Water bills may increase next year
Your water bill may be on the increase.
El Paso Water discussed the proposed the proposed $490 million budget Monday night.
It includes a possible 8 percent rate increase, which translates to about $3.98 per month for the typical homeowner.
"The reason for the fee increase is because we have to keep up with existing projects in the master plan," said Christina Montoya, spokesperson for El Paso Water.
The master plan features several new construction projects associated with the storm water division. This past summer, drivers endured many flooded streets from the monsoon that would dump nearly 2 to 3 inches of rain in a single hour. These storm water projects should help provide relief from those flooding concerns.
"That's what they say every year and yet every time that we have strong rain storms, especially every 10 years, there's still flooding on the roadways," said Melissa Carrasco, an El Paso resident.
In Northeast El Paso, El Paso Water is finishing up construction on a project of a new storm water drain. This is off of Fairbanks drive next to the Patriot Freeway. Construction was originally suppose to be completed in summer, but is scheduled to be completed by the end of the year. It should provide that relief from flooding off the Patriot Freeway as well as runoff from the Franklin Mountains. That project was possible in part due to the fee increases you've noticed for the past two years.
Now El Paso Water wants to fund more projects in Central and Northeast El Paso next year with the stormwater fee increase.
"Unfortunate," said Carrasco. "I'm definitely going to have to budget for that, in addition to my taxes going up."

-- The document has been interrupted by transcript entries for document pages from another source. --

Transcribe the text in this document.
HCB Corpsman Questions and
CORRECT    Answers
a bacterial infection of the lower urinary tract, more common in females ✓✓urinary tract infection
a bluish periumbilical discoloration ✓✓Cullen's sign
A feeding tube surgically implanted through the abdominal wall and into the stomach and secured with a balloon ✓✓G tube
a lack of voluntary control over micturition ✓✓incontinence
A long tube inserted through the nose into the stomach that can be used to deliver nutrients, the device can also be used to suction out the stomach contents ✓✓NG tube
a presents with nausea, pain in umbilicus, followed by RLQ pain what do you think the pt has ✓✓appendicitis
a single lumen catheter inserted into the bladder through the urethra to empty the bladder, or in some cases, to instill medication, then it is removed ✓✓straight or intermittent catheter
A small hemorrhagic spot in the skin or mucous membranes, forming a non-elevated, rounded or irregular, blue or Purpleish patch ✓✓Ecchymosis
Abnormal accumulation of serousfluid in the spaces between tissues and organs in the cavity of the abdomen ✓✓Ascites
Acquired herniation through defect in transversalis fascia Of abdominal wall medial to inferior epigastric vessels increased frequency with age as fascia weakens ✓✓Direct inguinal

The rate increase to your water usage is meant to help El Paso Water purchase a full river supply for 2018. This is something that has not happened since 2010. River water can then be treated and turned into drinking water for the city next year. But purchasing an entire supply of river water instead of just a smaller portion means rates will need to increase. Improvements to the city infrastructure is also expected to be aided by the rate increase.
Despite the expected increase, Montoya said Borderland residents do have one thing to be happy about.
"We're still going to be among the lowest in Texas," said Montoya. "We're still going to be among the lowest among arid cities in our region."
The rate hike and budget must still be approved by the Public Service Board. This is expected to happen during the utility's regular meeting on January 10.